Wednesday, December 12, 2007

Having some Issues


So I'm about 5 days short of a month since having had my very own "big chop" and much like a month-old baby to a brand new mother, the thrill is gone. Maybe not gone, but I've hit a bump or two.
My hair, my glorious, beautifully curly-sometimes straight-sometimes NOT so beautiful hair has grown a bit and that little bit has forced me to change my routine. Why couldn't it be easy? I had it down pat after a week or so and was feeling mighty fly, but today and the past few days have proven a bit...dried out and unmanageable. If you've ever had a bad hair day, try a bad 3 days...in a row, with no hope and no real understanding of where you've gone wrong.

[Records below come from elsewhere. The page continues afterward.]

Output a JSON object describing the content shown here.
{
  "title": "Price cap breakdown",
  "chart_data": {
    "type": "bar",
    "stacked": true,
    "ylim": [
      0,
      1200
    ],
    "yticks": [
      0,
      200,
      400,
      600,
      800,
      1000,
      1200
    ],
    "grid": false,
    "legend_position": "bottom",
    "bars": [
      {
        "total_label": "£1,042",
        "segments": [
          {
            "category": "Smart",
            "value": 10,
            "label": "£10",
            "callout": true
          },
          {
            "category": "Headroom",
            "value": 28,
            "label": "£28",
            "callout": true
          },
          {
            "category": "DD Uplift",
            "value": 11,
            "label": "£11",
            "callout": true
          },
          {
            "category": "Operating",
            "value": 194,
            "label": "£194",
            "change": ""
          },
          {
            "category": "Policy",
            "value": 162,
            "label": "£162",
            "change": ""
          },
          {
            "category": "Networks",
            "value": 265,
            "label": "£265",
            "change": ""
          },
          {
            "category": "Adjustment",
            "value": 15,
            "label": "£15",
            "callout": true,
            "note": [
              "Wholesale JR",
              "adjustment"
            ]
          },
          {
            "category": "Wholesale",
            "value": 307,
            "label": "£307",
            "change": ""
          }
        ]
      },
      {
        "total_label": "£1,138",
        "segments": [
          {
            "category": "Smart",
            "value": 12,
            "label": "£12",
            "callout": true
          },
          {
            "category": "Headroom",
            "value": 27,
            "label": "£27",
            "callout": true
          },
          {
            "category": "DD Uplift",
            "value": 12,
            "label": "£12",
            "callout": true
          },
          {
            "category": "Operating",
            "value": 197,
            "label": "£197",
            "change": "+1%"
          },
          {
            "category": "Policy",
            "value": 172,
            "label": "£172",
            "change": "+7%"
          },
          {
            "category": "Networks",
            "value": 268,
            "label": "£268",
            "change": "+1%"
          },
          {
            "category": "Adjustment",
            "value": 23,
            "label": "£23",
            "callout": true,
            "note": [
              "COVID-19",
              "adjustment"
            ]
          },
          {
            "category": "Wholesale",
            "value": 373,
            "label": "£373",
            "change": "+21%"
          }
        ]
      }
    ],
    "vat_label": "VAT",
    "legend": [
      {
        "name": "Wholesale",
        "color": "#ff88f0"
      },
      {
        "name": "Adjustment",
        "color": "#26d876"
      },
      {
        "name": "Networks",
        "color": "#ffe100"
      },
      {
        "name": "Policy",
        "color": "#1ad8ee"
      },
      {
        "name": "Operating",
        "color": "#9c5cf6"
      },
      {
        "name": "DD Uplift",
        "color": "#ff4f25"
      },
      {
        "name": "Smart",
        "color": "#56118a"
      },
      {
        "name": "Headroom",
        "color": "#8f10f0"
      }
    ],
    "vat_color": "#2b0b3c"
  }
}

Okay, here in good ol' Colorado, winters are incredibly dry. Well we've gotten snow and 35 degree and below days since my hair catastrophe. I washed it on Saturday, like I usually do. I go all out with the deep conditioning and hair dryer, the whole shabang. Why after I washed it did my head covering feel like dry, fragile straw?

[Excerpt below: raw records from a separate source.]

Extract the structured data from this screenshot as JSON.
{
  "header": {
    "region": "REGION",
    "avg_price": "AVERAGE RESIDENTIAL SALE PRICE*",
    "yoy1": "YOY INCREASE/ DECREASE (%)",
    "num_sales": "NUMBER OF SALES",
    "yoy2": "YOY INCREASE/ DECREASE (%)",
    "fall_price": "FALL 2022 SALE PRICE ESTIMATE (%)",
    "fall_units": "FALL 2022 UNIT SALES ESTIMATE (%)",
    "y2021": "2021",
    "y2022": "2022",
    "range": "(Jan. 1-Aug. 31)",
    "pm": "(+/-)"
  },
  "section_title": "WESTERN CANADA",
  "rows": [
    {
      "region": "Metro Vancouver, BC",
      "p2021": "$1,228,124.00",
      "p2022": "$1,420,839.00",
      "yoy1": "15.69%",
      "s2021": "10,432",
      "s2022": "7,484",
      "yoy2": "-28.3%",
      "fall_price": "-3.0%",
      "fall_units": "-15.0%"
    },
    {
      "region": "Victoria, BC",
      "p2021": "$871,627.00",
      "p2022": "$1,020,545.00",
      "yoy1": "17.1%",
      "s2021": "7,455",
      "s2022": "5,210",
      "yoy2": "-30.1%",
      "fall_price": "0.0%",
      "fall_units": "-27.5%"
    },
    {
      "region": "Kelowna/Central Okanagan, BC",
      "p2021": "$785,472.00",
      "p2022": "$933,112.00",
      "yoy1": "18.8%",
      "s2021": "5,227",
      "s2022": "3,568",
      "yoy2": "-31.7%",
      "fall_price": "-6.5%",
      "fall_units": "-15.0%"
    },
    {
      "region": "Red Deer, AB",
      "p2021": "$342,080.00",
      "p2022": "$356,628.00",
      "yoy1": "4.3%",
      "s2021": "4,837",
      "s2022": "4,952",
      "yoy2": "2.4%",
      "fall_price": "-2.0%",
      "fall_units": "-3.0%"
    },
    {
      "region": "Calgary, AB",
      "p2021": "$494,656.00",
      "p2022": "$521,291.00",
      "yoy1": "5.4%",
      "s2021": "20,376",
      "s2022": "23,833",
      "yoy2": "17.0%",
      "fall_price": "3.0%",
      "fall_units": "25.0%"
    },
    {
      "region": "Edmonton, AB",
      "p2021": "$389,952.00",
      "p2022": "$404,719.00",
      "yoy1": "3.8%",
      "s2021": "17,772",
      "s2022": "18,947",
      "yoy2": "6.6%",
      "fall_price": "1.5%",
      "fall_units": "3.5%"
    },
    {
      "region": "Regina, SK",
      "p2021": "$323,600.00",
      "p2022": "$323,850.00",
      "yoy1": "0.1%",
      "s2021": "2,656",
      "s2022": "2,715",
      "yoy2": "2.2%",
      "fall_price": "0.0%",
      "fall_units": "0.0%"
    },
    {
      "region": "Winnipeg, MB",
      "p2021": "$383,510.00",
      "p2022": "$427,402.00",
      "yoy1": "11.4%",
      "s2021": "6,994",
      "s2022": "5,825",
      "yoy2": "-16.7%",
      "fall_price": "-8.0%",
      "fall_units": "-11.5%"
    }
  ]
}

"Hm," I thought, "maybe I need to do a clarifying treatment to get the gunk out and combat the hard water (gotta love Colorado)." So I tried said remedy. Why was my hair even harder, dryer and more fragile feeling than before? I panicked.

"Natural hair is extremely fragile, especially if it's coiled," I remembered reading. Mine is coiled like a spring, read: fragile. What if it's broken? What if I've completely ruined my baby?!! With my stylist, aka mom, in Africa until January I'm going to have to deal with this on my own for another...another...THREE weeks!?

Panic has set in. It's still here because I don't know what to do with this baby of mine. I love her so much but I feel like every idea I have in hopes of "repairing" her takes me three steps back and at this point, I'm so far behind I can't afford to go any further!

So I baby my baby. Yesterday was spent saturated in a natural oil with a silk scarf to cover it. I prayed about my baby last night, going natural is important to me and I just can't see God leaving me out here with the hair HE gave me, feeling hopeless and, well, fragile. Today I had to go out and wanted to see how much the oil helped...my scalp feels better but my hair still seems very, very dry. Once I'm done writing here I'm going to saturate once again and tie it down, again.

I've hit a bump in the road and my hair is having some issues, but once we get on the same page I think my baby and I will get along famously. If I can adjust to my, now, 6 1/2 year old daughter after the sheer shock of becoming a mother, I know I can take care of a little hair.